For SaaS companies stuck between $100k-500k MRR
Common Challenges
Can't track full customer journey from trial to expansion: You know someone signed up for a trial but can't connect that to which ad they clicked, content they consumed, or sales touch that converted them. Product analytics shows usage but doesn't connect to revenue. Marketing claims credit for signups, product team claims credit for activation, sales claims credit for upgrades - nobody actually knows what drives conversions at each stage.
CAC keeps rising but don't know why: Cost to acquire new customers has doubled in 18 months. Could be worse ad performance, lower conversion rates, longer sales cycles, or acquiring lower-quality customers who churn faster - but you don't have data to diagnose which. Platform dashboards show rising CPMs and CPCs but can't connect spend to LTV by channel or cohort.
High churn with no early warning system: Customers cancel and you find out when they hit the cancellation button - not 30-60 days earlier when you could have saved them. No visibility into which usage patterns predict churn, which customer segments have retention problems, or what interventions actually work. Retention is reactive because you don't have proactive engagement data.
Product usage data doesn't connect to revenue outcomes: You track feature adoption, session frequency, and user actions but can't tie usage patterns to expansion revenue, referrals, or long-term retention. Product team ships features based on customer requests or gut feel instead of data showing what actually drives business outcomes. No idea which customer behaviors predict upgrades or expansions.
Can't tell which features drive conversion and expansion: Trial users activate different features but you don't know which combinations predict conversion to paid. Paying customers use various features but can't identify which drive upgrades, seat expansion, or retention. Building roadmap based on loudest customers or internal opinions instead of data on what actually moves revenue metrics.
Attribution is broken across marketing, product, and sales: Marketing multi-touch models end at signup. Product analytics start at activation. Sales CRM tracks pipeline but doesn't connect back to original acquisition source or product usage. Three different "sources of truth" that don't agree on which channels work, what conversion rates are, or where to invest. Decisions happen in silos because data is fragmented.
Expansion revenue is inconsistent and unpredictable: Some customers grow from $500/month to $5k/month organically while others stay flat for years. No systematic approach to identifying expansion opportunities, triggering sales conversations, or driving product-led upgrades. Account expansion feels random instead of being a repeatable growth motion with clear triggers and playbooks.
Can't forecast MRR accurately beyond 30 days: Cohort analysis is manual and outdated by the time it's done. Can't predict churn rates by segment, expansion timing by customer type, or seasonal patterns in new bookings. Board meetings involve explaining why actuals missed forecast instead of confidently projecting next quarter based on leading indicators you actually trust.
How We Address These Challenges
End-to-end customer journey tracking and attribution: Connect the complete path from first ad impression through trial signup, product activation, conversion to paid, expansion purchases, and renewal or churn. Implement unified customer identity that follows users across marketing touchpoints, product usage, sales conversations, and support interactions. See which acquisition channels drive not just signups but actual high-LTV customers who expand and retain.
Product analytics integrated with revenue outcomes: Track which features, usage patterns, and engagement sequences predict conversion from trial to paid, upgrades to higher tiers, seat expansions, and long-term retention. Build data models that connect product behavior to business outcomes so roadmap decisions are based on what actually drives revenue, not what customers request loudest. Identify power user behaviors and systematically drive more customers toward those patterns.

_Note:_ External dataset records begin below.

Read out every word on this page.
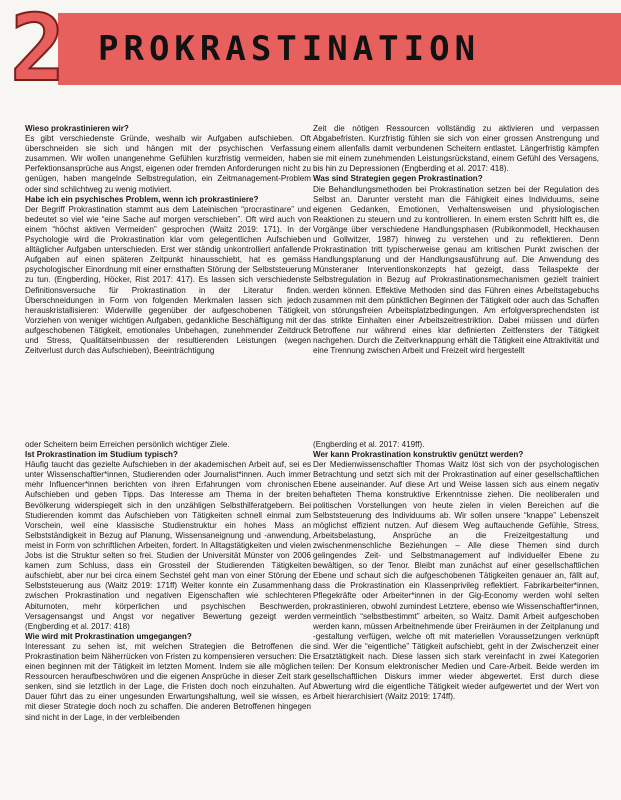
2 PROKRASTINATION
Wieso prokrastinieren wir?

Es gibt verschiedenste Gründe, weshalb wir Aufgaben aufschieben. Oft überschneiden sie sich und hängen mit der psychischen Verfassung zusammen. Wir wollen unangenehme Gefühlen kurzfristig vermeiden, haben Perfektionsansprüche aus Angst, eigenen oder fremden Anforderungen nicht zu genügen, haben mangelnde Selbstregulation, ein Zeitmanagement-Problem oder sind schlichtweg zu wenig motiviert.

Habe ich ein psychisches Problem, wenn ich prokrastiniere?

Der Begriff Prokrastination stammt aus dem Lateinischen “procrastinare” und bedeutet so viel wie “eine Sache auf morgen verschieben”. Oft wird auch von einem “höchst aktiven Vermeiden” gesprochen (Waitz 2019: 171). In der Psychologie wird die Prokrastination klar vom gelegentlichen Aufschieben alltäglicher Aufgaben unterschieden. Erst wer ständig unkontrolliert anfallende Aufgaben auf einen späteren Zeitpunkt hinausschiebt, hat es gemäss psychologischer Einordnung mit einer ernsthaften Störung der Selbststeuerung zu tun. (Engberding, Höcker, Rist 2017: 417). Es lassen sich verschiedenste Definitionsversuche für Prokrastination in der Literatur finden. Überschneidungen in Form von folgenden Merkmalen lassen sich jedoch herauskristallisieren: Widerwille gegenüber der aufgeschobenen Tätigkeit, Vorziehen von weniger wichtigen Aufgaben, gedankliche Beschäftigung mit der aufgeschobenen Tätigkeit, emotionales Unbehagen, zunehmender Zeitdruck und Stress, Qualitätseinbussen der resultierenden Leistungen (wegen Zeitverlust durch das Aufschieben), Beeinträchtigung

Zeit die nötigen Ressourcen vollständig zu aktivieren und verpassen Abgabefristen. Kurzfristig fühlen sie sich von einer grossen Anstrengung und einem allenfalls damit verbundenen Scheitern entlastet. Längerfristig kämpfen sie mit einem zunehmenden Leistungsrückstand, einem Gefühl des Versagens, bis hin zu Depressionen (Engberding et al. 2017: 418).

Was sind Strategien gegen Prokrastination?

Die Behandlungsmethoden bei Prokrastination setzen bei der Regulation des Selbst an. Darunter versteht man die Fähigkeit eines Individuums, seine eigenen Gedanken, Emotionen, Verhaltensweisen und physiologischen Reaktionen zu steuern und zu kontrollieren. In einem ersten Schritt hilft es, die Vorgänge über verschiedene Handlungsphasen (Rubikonmodell, Heckhausen und Gollwitzer, 1987) hinweg zu verstehen und zu reflektieren. Denn Prokrastination tritt typischerweise genau am kritischen Punkt zwischen der Handlungsplanung und der Handlungsausführung auf. Die Anwendung des Münsteraner Interventionskonzepts hat gezeigt, dass Teilaspekte der Selbstregulation in Bezug auf Prokrastinationsmechanismen gezielt trainiert werden können. Effektive Methoden sind das Führen eines Arbeitstagebuchs zusammen mit dem pünktlichen Beginnen der Tätigkeit oder auch das Schaffen von störungsfreien Arbeitsplatzbedingungen. Am erfolgversprechendsten ist das strikte Einhalten einer Arbeitszeitrestriktion. Dabei müssen und dürfen Betroffene nur während eines klar definierten Zeitfensters der Tätigkeit nachgehen. Durch die Zeitverknappung erhält die Tätigkeit eine Attraktivität und eine Trennung zwischen Arbeit und Freizeit wird hergestellt

oder Scheitern beim Erreichen persönlich wichtiger Ziele.

Ist Prokrastination im Studium typisch?

Häufig taucht das gezielte Aufschieben in der akademischen Arbeit auf, sei es unter Wissenschaftler*innen, Studierenden oder Journalist*innen. Auch immer mehr Influencer*innen berichten von ihren Erfahrungen vom chronischen Aufschieben und geben Tipps. Das Interesse am Thema in der breiten Bevölkerung widerspiegelt sich in den unzähligen Selbsthilferatgebern. Bei Studierenden kommt das Aufschieben von Tätigkeiten schnell einmal zum Vorschein, weil eine klassische Studienstruktur ein hohes Mass an Selbstständigkeit in Bezug auf Planung, Wissensaneignung und -anwendung, meist in Form von schriftlichen Arbeiten, fordert. In Alltagstätigkeiten und vielen Jobs ist die Struktur selten so frei. Studien der Universität Münster von 2006 kamen zum Schluss, dass ein Grossteil der Studierenden Tätigkeiten aufschiebt, aber nur bei circa einem Sechstel geht man von einer Störung der Selbststeuerung aus (Waitz 2019: 171ff) Weiter konnte ein Zusammenhang zwischen Prokrastination und negativen Eigenschaften wie schlechteren Abiturnoten, mehr körperlichen und psychischen Beschwerden, Versagensangst und Angst vor negativer Bewertung gezeigt werden (Engberding et al. 2017: 418)

Wie wird mit Prokrastination umgegangen?

Interessant zu sehen ist, mit welchen Strategien die Betroffenen die Prokrastination beim Näherrücken von Fristen zu kompensieren versuchen: Die einen beginnen mit der Tätigkeit im letzten Moment. Indem sie alle möglichen Ressourcen heraufbeschwören und die eigenen Ansprüche in dieser Zeit stark senken, sind sie letztlich in der Lage, die Fristen doch noch einzuhalten. Auf Dauer führt das zu einer ungesunden Erwartungshaltung, weil sie wissen, es mit dieser Strategie doch noch zu schaffen. Die anderen Betroffenen hingegen sind nicht in der Lage, in der verbleibenden

(Engberding et al. 2017: 419ff).

Wer kann Prokrastination konstruktiv genützt werden?

Der Medienwissenschaftler Thomas Waitz löst sich von der psychologischen Betrachtung und setzt sich mit der Prokrastination auf einer gesellschaftlichen Ebene auseinander. Auf diese Art und Weise lassen sich aus einem negativ behafteten Thema konstruktive Erkenntnisse ziehen. Die neoliberalen und politischen Vorstellungen von heute zielen in vielen Bereichen auf die Selbststeuerung des Individuums ab. Wir sollen unsere “knappe” Lebenszeit möglichst effizient nutzen. Auf diesem Weg auftauchende Gefühle, Stress, Arbeitsbelastung, Ansprüche an die Freizeitgestaltung und zwischenmenschliche Beziehungen – Alle diese Themen sind durch gelingendes Zeit- und Selbstmanagement auf individueller Ebene zu bewältigen, so der Tenor. Bleibt man zunächst auf einer gesellschaftlichen Ebene und schaut sich die aufgeschobenen Tätigkeiten genauer an, fällt auf, dass die Prokrastination ein Klassenprivileg reflektiert. Fabrikarbeiter*innen, Pflegekräfte oder Arbeiter*innen in der Gig-Economy werden wohl selten prokrastinieren, obwohl zumindest Letztere, ebenso wie Wissenschaftler*innen, vermeintlich “selbstbestimmt” arbeiten, so Waitz. Damit Arbeit aufgeschoben werden kann, müssen Arbeitnehmende über Freiräumen in der Zeitplanung und -gestaltung verfügen, welche oft mit materiellen Voraussetzungen verknüpft sind. Wer die “eigentliche” Tätigkeit aufschiebt, geht in der Zwischenzeit einer Ersatztätigkeit nach. Diese lassen sich stark vereinfacht in zwei Kategorien teilen: Der Konsum elektronischer Medien und Care-Arbeit. Beide werden im gesellschaftlichen Diskurs immer wieder abgewertet. Erst durch diese Abwertung wird die eigentliche Tätigkeit wieder aufgewertet und der Wert von Arbeit hierarchisiert (Waitz 2019: 174ff).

Churn prediction and proactive retention systems: Implement engagement scoring that identifies at-risk customers 30-60 days before cancellation based on usage decline, support ticket patterns, and behavioral signals. Automated workflows trigger customer success outreach, targeted feature education, or intervention offers when risk scores cross thresholds. Move from reactive cancellation damage control to proactive retention that saves customers before they mentally check out.
CAC and LTV analysis by channel, cohort, and segment: Calculate true customer acquisition cost by channel accounting for full sales cycle, not just initial conversion. Track cohort-level LTV over 12-24 months to see which acquisition sources drive profitable customers versus high-churn segments. Identify which customer attributes (company size, industry, use case, acquisition source) predict highest lifetime value so marketing can target lookalikes and sales can prioritize the right opportunities.
Expansion revenue identification and automation: Build models that identify which customers are ready for upsells based on usage patterns, team growth, feature adoption, and engagement signals. Trigger sales outreach or product-led upgrade prompts at optimal timing. Track expansion ARR by cohort and original acquisition channel to understand which customer types have highest expansion potential. Make account growth a systematic motion instead of random opportunistic selling.
Real-time MRR forecasting and cohort reporting: Implement dashboards that project next quarter's MRR based on current cohort retention curves, pipeline-weighted new bookings, and historical expansion rates by segment. Automated cohort analysis showing retention, expansion, and contraction by month, channel, and customer attributes. Replace manual spreadsheet forecasting with real-time data-driven projections that board and leadership actually trust.